Colin Kahl, according to his little bio on his Politico op-ed, “is an associate professor in Georgetown University’s Security Studies Program…. From February 2009 to December 2011, he was the U.S. deputy assistant secretary of defense for the Middle East.” In other words, during the time Joe Biden was hailing Iraq as some sort of success story for Barack Obama, Colin Kahl was one of the major political appointees in charge.
With Iraq deteriorating and Americans evacuating, it is the natural response of the political appointee to run to a Washington publication and pen a CYA op-ed explaining why he is not to blame for the problems. What is so striking is that Kahl’s opinion piece comes at the same time as Dexter Filkins’ fact based article about Iraq.
Kahl writes, in part,
part of the difficulty in securing an agreement in 2011 stemmed from perceived “success.” Violence levels were down and, unlike 2008, Iraqi politicians in 2011 believed that Iraqi security forces were now numerous and capable enough to keep insurgents at bay. So they were simply not as desperate for us to stick around as they were in 2008.

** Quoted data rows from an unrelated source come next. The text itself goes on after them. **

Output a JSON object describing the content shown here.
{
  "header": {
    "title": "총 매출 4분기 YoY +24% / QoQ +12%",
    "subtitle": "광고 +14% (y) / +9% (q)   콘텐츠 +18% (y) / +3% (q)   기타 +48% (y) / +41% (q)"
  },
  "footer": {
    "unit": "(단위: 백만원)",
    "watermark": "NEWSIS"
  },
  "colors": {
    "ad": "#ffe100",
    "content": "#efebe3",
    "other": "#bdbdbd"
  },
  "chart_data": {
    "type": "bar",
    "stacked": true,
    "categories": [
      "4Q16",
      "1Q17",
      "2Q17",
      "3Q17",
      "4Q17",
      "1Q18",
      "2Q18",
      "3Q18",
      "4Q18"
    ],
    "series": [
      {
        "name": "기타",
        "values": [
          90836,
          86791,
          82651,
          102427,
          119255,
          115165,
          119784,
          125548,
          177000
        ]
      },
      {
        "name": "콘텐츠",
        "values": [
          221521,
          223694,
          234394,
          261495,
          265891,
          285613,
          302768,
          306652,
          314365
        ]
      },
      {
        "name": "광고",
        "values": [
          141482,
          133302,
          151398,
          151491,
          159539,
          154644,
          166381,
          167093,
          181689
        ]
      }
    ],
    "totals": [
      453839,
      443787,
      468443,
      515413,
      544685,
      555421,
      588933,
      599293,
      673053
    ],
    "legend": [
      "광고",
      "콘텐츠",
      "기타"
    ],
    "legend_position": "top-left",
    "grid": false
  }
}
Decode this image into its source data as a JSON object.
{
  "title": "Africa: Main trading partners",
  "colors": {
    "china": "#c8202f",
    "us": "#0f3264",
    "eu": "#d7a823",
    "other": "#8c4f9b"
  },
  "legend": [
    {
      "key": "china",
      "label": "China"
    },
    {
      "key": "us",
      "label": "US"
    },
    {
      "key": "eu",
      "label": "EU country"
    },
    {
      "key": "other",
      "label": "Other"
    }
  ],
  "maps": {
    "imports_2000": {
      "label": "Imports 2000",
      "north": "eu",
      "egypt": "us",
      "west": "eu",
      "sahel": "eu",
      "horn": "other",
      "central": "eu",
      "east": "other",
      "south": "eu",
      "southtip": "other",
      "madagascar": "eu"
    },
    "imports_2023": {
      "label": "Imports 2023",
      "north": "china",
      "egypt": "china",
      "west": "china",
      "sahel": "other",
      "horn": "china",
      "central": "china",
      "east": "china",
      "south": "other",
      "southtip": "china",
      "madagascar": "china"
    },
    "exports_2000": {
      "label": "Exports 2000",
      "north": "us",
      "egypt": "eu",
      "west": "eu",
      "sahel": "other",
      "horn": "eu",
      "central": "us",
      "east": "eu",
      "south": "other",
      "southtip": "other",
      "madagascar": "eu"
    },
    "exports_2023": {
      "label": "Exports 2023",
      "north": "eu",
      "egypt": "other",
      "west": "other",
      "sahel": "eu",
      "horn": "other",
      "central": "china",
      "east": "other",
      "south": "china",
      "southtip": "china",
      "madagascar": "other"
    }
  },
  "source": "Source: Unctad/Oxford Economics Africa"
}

But as Matt Lewis noted from Dexter Filkins’ NPR interview,
every single senior political leader, no matter what party or what group, including Maliki, said to them privately, we want you to stay. We don’t want you to fight. We don’t want combat troops. We don’t want Americans getting killed, but we want 10,000 American troops inside the Green Zone training our army, giving us intelligence, playing that crucial role as the broker and interlocutor that makes our system work. We want you to stay. In public they said very different things because at that point, you know, after nine years, the Americans were not very popular and the Iraqi politicians had all made names for themselves bashing the Americans.
Honestly, if you read Colin Kahl’s damage control and read Dexter Filkins’ piece, there is an obvious disconnect. The Kahl piece seems to take the public blustering of Iraqi officials at their word and focus on the use of the American military as a tool for war in Iraq. The Filkins’ piece seems to rely more on the private statements of Iraqi officials to their American counterparts and their desire not for a fighting machine, but a near permanent presence like in Korea that provides training and support to Iraqis.
Kahl writes that “The notion that a post-2011 presence of 5,000 U.S. troops, or even 20,000, would have solved [Iraq and Maliki’s] political challenges is magical thinking.” But that’s not really what the Iraqis wanted the troops for.